Au final, je me suis un peu ennuyé sur la banquise. J’y ai rencontré des hommes et des hommes que des hommes. J’y ai vécu des histoires drôles, parfois poilantes, d’autres nostalgiques, légèrement burlesques. J’y ai bu, beaucoup bu, du schnaps et de l’eau-de-vie maison qui tient chaud et qui éloigne les velléités de civilisation. Oui avant de m’embarquer sur le bateau, j’espérai rencontrer Paul-Emile Victor, je croyais me marrer comme avec ce vieux qui ne voulait pas fêter son anniversaire et qui se fit la malle et qui venait d’un pays presque aussi frigorifié que celui-là. Je voulais faire le point sur la solitude des hommes, et découvrir à la manière d’un Brautigan le quotidien totalement banal de ces hommes. Il m’a manqué quelque chose : pas du schnaps, indispensable à la survie, mais des femmes. Il y a bien un coq, un cochon, certains s’en contentent même. Dur de s’imaginer une vie sans femme (je n’imagine pas une vie sans schnaps non plus, mais au moins le schnaps je peux le distiller, alors que la femme ne reste que rêve et chimère).

« La femme devient en Arctique une entité lointaine et imaginaire, à laquelle on ne fait allusion qu’avec des tournures vagues et prudentes. Il est extrêmement rare d’y entendre parler de cette créature d’une manière grossière ou obscène. »

Même avec cette absence du sexe faible, je penserai que les gars se lâcheraient, qu’ils se la joueraient dans l’érotisme de leur rêve, peut-être même que des femmes de petite vertu avaient pris le même bateau que moi pour ces hautes latitudes… Mais non, même la vierge froide ne m’est pas accessible. Je n’ai pas les moyens de me l’offrir…

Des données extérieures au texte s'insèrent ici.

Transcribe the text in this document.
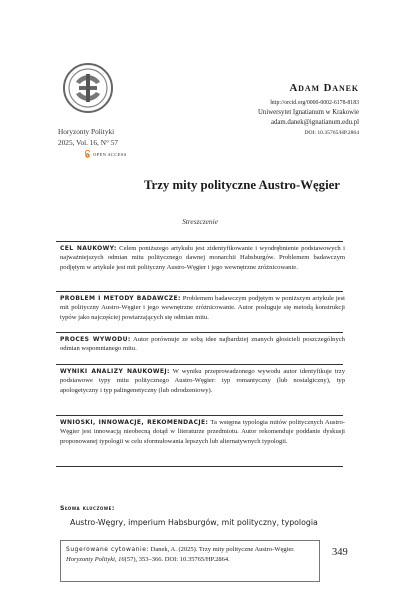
Horyzonty Polityki
2025, Vol. 16, N° 57
OPEN ACCESS
Adam Danek
http://orcid.org/0000-0002-6178-8183
Uniwersytet Ignatianum w Krakowie
adam.danek@ignatianum.edu.pl
DOI: 10.35765/HP.2864
Trzy mity polityczne Austro-Węgier
Streszczenie
CEL NAUKOWY: Celem poniższego artykułu jest zidentyfikowanie i wyodrębnienie podstawowych i najważniejszych odmian mitu politycznego dawnej monarchii Habsburgów. Problemem badawczym podjętym w artykule jest mit polityczny Austro-Węgier i jego wewnętrzne zróżnicowanie.
PROBLEM I METODY BADAWCZE: Problemem badawczym podjętym w poniższym artykule jest mit polityczny Austro-Węgier i jego wewnętrzne zróżnicowanie. Autor posługuje się metodą konstrukcji typów jako najczęściej powtarzających się odmian mitu.
PROCES WYWODU: Autor porównuje ze sobą idee najbardziej znanych głosicieli poszczególnych odmian wspomnianego mitu.
WYNIKI ANALIZY NAUKOWEJ: W wyniku przeprowadzonego wywodu autor identyfikuje trzy podstawowe typy mitu politycznego Austro-Węgier: typ romantyczny (lub nostalgiczny), typ apologetyczny i typ palingenetyczny (lub odrodzeniowy).
WNIOSKI, INNOWACJE, REKOMENDACJE: Ta wstępna typologia mitów politycznych Austro-Węgier jest innowacją nieobecną dotąd w literaturze przedmiotu. Autor rekomenduje poddanie dyskusji proponowanej typologii w celu sformułowania lepszych lub alternatywnych typologii.
Słowa kluczowe:
Austro-Węgry, imperium Habsburgów, mit polityczny, typologia
Sugerowane cytowanie: Danek, A. (2025). Trzy mity polityczne Austro-Węgier. Horyzonty Polityki, 16(57), 353–366. DOI: 10.35765/HP.2864.
349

Malgré tout, je remettrais ma chapka en peau de phoque, mes chaussettes en poil d’ours, juste pour vivre quelques nouvelles de ces vieux trappeurs et comprendre leur solitude et m’immiscer dans leur esprit plaisantin (et aussi parce que j’ai un second volet de ces racontars signé Jørn Riel). Juste pour rêver de beignets aux pommes lorsque allongé sur la glace je regarderai la lumière du soleil qui s’apprête à s’éteindre pendant 6 mois…

« - Emma, tiens, c’est comme si elle était faite rien qu’avec des beignets aux pommes. Les fesses, les seins, les joues et tout et tout. Rien que des beignets, mon garçon. Et au milieu de toute cette pâtisserie, deux yeux bleu ciel et une moue rouge. »

10 commentaires
  1. 25 octobre 2012 , 16 h 16 min - phil prend la parole ( permalien )

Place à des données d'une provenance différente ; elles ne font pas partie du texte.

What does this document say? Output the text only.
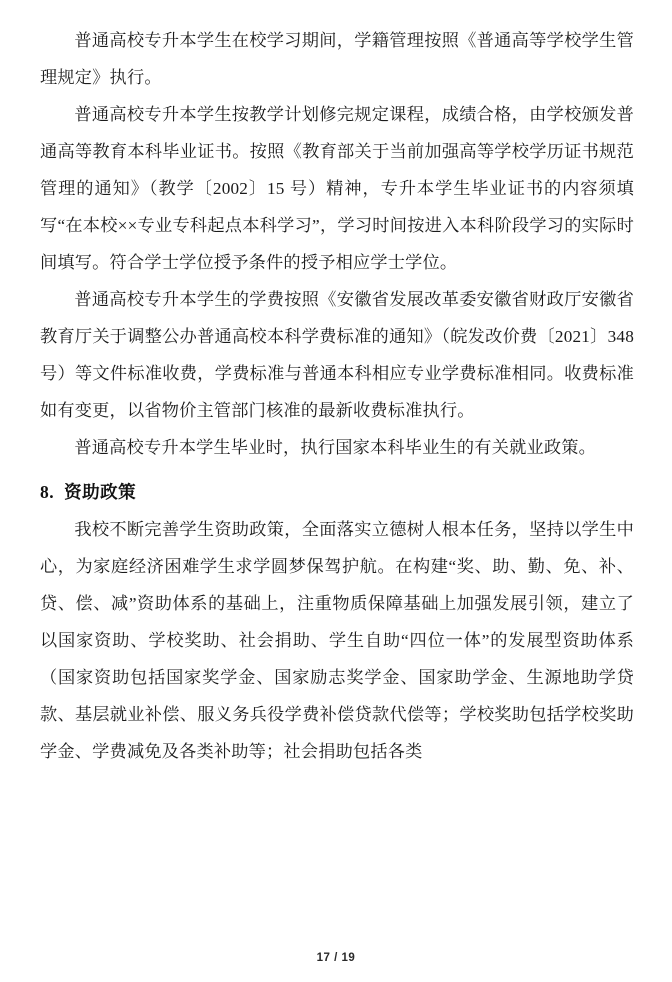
普通高校专升本学生在校学习期间，学籍管理按照《普通高等学校学生管理规定》执行。

普通高校专升本学生按教学计划修完规定课程，成绩合格，由学校颁发普通高等教育本科毕业证书。按照《教育部关于当前加强高等学校学历证书规范管理的通知》（教学〔2002〕15 号）精神，专升本学生毕业证书的内容须填写“在本校××专业专科起点本科学习”，学习时间按进入本科阶段学习的实际时间填写。符合学士学位授予条件的授予相应学士学位。

普通高校专升本学生的学费按照《安徽省发展改革委安徽省财政厅安徽省教育厅关于调整公办普通高校本科学费标准的通知》（皖发改价费〔2021〕348 号）等文件标准收费，学费标准与普通本科相应专业学费标准相同。收费标准如有变更，以省物价主管部门核准的最新收费标准执行。

普通高校专升本学生毕业时，执行国家本科毕业生的有关就业政策。

8. 资助政策

我校不断完善学生资助政策，全面落实立德树人根本任务，坚持以学生中心，为家庭经济困难学生求学圆梦保驾护航。在构建“奖、助、勤、免、补、贷、偿、减”资助体系的基础上，注重物质保障基础上加强发展引领，建立了以国家资助、学校奖助、社会捐助、学生自助“四位一体”的发展型资助体系（国家资助包括国家奖学金、国家励志奖学金、国家助学金、生源地助学贷款、基层就业补偿、服义务兵役学费补偿贷款代偿等；学校奖助包括学校奖助学金、学费减免及各类补助等；社会捐助包括各类

17 / 19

    C’est ca la solitude du froid
    Kiki devient tout rikiki,
    Alors les femmes sont parties …
    Alors tu bois !

    • 25 octobre 2012 , 16 h 28 min - le Bison prend la parole ( permalien )

      Triste vie que ces hommes du Grand Nord. Heureusement qu’il me reste ma bouteille de Gordon’s !

  2. 25 octobre 2012 , 19 h 15 min - phil prend la parole ( permalien )

    oui je vois ca ! tu as du schweps ??

    • 25 octobre 2012 , 19 h 29 min - le Bison prend la parole ( permalien )

      seulement pour aromatiser ma fin de Gordon’s…

  3. 26 octobre 2012 , 9 h 45 min - phil prend la parole ( permalien )

    je ne me rappele plus le gout que ca a … ca fait tellement longtemps …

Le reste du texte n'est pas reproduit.